The resulting PCB is 73 by 82 mm, double sided. Some parts are placed beneath LCD and Arduino board, therefore it is expected to fit those two on 2.54 mm pin sockets and corresponding headers. The load resistor is 10 kilo-ohms. Note there is a big 2 W resistor on the PCB. That is heater series resistor and it does not have to be that big (0.5 W is just fine, however I didn't have any smaller than what I used). With 82 ohms, the heater gets about 1.44 V, which is within datasheet specs. Voltage drop across transistor is a bit higher than what the datasheet says (I measured about 93 mV), but the heater is still powered with voltages within datasheet requirements.

R6 is not really needed and R10 can be omitted if button pin is configured as INPUT_PULLUP. MPS2222A is a direct replacement for buzzer driver transistor (Q1). In fact, any other general purpose NPN will do, just make sure to place it correctly, since pin order may differ. Q2 needs to be a NPN transistor with a relative high gain and low VCEsat. Because I used the D variant of S8050 (with highest gain), I can drive its base with a lower current (note the 470 ohms R3 vs. 266 ohms I previously calculated).


Do NOT take the measurements of this sensor as good and accurate.

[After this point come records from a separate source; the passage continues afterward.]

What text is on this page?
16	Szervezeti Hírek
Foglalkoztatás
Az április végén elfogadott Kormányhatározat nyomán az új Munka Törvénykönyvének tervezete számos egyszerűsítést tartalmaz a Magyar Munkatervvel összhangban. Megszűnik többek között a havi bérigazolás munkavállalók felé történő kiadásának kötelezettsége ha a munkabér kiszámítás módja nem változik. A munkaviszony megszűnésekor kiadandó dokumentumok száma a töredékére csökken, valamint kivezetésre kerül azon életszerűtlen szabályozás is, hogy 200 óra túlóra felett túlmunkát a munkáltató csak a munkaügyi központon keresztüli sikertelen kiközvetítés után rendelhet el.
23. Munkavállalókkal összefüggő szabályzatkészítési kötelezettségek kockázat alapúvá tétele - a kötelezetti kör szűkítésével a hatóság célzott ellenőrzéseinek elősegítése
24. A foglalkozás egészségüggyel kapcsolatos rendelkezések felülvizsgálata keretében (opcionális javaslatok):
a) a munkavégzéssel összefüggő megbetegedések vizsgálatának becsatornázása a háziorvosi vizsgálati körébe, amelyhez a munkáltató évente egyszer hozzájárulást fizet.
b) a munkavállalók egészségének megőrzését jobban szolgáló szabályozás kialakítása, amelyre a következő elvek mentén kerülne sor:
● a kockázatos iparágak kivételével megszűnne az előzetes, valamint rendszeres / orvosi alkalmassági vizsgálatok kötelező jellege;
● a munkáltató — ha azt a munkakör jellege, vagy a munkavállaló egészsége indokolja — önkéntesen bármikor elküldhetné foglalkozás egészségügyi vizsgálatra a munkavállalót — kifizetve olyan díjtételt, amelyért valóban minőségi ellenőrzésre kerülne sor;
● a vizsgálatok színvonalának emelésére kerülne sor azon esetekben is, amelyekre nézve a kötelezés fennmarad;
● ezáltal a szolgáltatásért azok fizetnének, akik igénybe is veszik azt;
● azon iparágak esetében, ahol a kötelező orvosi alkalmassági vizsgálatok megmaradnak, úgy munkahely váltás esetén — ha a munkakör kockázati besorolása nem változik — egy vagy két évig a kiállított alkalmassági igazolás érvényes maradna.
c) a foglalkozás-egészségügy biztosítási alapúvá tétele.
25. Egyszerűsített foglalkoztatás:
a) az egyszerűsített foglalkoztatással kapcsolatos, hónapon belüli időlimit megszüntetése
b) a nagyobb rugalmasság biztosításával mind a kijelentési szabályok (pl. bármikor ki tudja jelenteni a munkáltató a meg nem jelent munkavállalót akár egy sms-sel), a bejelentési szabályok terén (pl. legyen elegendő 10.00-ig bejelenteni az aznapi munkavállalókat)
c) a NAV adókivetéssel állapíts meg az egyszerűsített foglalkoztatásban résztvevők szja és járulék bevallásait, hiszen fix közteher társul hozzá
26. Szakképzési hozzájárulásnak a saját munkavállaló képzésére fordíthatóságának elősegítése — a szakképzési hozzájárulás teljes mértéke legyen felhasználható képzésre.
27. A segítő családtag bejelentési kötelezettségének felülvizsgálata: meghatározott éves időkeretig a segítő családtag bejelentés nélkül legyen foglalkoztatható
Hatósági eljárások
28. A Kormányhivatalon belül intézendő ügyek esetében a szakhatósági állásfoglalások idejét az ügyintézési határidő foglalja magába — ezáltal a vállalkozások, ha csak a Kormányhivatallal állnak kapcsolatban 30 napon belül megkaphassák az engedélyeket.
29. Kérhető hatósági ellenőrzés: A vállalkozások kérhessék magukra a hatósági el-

If in doubt, always buy a professionally manufactured gas alarm device, which is accurate and calibrated.


KiCad schematic and PCB design, with Gerber files, ready to send to manufacturing:


Release 1.0 (2023.01.15)

  • Initial release: (includes source and binary).
  • Designed for MQ-9 (it also reads sensor resistance with high heater voltage, for LPG and CH4).
  • No alarm function, just displays estimated ppm.
  • No temperature and humidity compensation, just displays them.
  • Keep the button pushed for about 3 seconds to store sensor resistance in clean air in EEPROM. It allows you to do that after a single heater power cycle (although it should be done at least 48 h after power-up). This is used as a reference to estimate ppm.